Re-review: I have carefully reviewed the revised manuscript and am satisfied that all my comments have been adequately addressed. The authors have resolved the software errors reported in the original submission by updating the relevant shiny app modules. They have also enhanced the package documentation to assist users without programming experience in installing and using Chevreul. In the manuscript itself, the authors have provided detailed responses and explanations to each of my points.

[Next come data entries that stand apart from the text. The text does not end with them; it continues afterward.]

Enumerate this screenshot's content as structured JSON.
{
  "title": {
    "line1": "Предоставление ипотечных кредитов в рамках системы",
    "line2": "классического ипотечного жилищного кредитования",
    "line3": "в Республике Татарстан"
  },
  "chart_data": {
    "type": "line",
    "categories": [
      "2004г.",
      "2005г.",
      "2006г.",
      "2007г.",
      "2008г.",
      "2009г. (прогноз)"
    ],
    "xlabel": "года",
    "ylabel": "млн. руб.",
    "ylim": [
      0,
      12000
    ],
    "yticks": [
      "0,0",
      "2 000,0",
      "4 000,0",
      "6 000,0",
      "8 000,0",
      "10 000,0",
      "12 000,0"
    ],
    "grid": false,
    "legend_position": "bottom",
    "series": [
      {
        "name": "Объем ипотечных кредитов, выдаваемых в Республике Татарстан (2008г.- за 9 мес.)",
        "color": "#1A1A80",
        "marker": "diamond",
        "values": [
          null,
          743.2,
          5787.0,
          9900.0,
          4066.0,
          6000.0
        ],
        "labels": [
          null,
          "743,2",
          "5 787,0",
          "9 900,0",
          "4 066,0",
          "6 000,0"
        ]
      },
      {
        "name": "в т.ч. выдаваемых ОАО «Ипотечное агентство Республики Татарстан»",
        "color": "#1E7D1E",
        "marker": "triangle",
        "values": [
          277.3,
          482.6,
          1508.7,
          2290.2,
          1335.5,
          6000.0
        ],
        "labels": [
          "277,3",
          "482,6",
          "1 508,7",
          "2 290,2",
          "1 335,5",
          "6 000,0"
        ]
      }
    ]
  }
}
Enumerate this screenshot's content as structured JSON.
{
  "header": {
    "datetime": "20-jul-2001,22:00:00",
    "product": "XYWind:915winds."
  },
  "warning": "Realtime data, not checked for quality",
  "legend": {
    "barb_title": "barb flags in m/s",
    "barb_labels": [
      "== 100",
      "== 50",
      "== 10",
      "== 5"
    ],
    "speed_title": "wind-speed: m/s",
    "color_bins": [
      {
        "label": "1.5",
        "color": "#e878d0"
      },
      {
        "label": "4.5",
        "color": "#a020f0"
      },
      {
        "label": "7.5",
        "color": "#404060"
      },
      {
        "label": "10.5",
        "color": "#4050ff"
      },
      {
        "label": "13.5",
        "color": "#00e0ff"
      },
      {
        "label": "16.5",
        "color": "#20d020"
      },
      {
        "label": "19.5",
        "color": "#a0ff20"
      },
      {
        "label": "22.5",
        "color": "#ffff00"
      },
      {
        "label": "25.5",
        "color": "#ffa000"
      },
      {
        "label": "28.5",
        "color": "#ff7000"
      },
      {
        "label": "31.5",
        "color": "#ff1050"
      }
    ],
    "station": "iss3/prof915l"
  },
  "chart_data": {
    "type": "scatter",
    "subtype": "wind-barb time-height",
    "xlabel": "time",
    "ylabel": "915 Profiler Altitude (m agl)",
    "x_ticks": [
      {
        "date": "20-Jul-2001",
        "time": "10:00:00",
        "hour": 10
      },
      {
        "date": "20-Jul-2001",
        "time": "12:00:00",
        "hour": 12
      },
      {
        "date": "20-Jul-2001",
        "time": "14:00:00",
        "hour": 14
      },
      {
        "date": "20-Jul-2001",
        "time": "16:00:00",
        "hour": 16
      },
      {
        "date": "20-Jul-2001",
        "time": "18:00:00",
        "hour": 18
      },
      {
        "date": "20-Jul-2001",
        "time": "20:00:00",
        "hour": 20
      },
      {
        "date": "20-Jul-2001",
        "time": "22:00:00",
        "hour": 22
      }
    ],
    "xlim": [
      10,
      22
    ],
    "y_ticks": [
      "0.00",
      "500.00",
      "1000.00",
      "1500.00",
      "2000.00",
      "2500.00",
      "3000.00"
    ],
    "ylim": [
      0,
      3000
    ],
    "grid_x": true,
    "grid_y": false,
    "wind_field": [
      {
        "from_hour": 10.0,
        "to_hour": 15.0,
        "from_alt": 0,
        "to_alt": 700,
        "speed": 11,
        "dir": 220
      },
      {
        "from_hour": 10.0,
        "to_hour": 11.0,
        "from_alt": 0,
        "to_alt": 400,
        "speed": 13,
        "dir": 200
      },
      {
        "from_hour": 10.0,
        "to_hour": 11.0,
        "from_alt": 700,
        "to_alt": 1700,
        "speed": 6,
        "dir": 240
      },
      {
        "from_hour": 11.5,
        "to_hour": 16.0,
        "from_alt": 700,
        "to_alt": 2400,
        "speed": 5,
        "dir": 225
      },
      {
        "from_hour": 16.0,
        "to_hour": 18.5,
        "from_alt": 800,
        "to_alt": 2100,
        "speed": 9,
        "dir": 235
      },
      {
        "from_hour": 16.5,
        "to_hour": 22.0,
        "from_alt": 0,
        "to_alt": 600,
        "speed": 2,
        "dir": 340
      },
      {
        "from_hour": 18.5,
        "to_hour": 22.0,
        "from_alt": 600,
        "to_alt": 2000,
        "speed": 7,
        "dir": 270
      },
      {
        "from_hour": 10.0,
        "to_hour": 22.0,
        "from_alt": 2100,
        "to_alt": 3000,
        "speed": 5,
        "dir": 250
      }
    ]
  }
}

Overall, they have addressed all of my comments thoroughly. That said, a few minor issues remain in the manuscript (revised version with tracked changes) that should be corrected to ensure consistency with academic publishing standards and to help readers better learn how to use Chevreul:
- On line 52, the placeholder “(doi reference for Shayler et al. data to be provided)” appears—did the authors forget to insert the citation or data link?
- On line 96, would it be more appropriate to replace “SingleCellExperiments” with “SingleCellExperiment objects”?
- On line 119, please add a space so that “databases[19–21]used” reads “databases [19–21] used.”
- For consistency, should the second occurrence of “batchelor” on line 132 be italicized?
- The Chevreul link is already cited in the “Availability & Implementation” section and need not be repeated in the Figure 1 legend.
- On line 184, the gene symbol “NRL” should be set in italic Latin script.
- On the GitHub page (https://github.com/cobriniklab/chevreul), the phrase “A demo with a developing human retina scRNA-seq dataset from Shayler et al. is available here” points to an inaccessible web demo. Restoring this demo in a future update would greatly facilitate experimental biologists in learning and using Chevreul.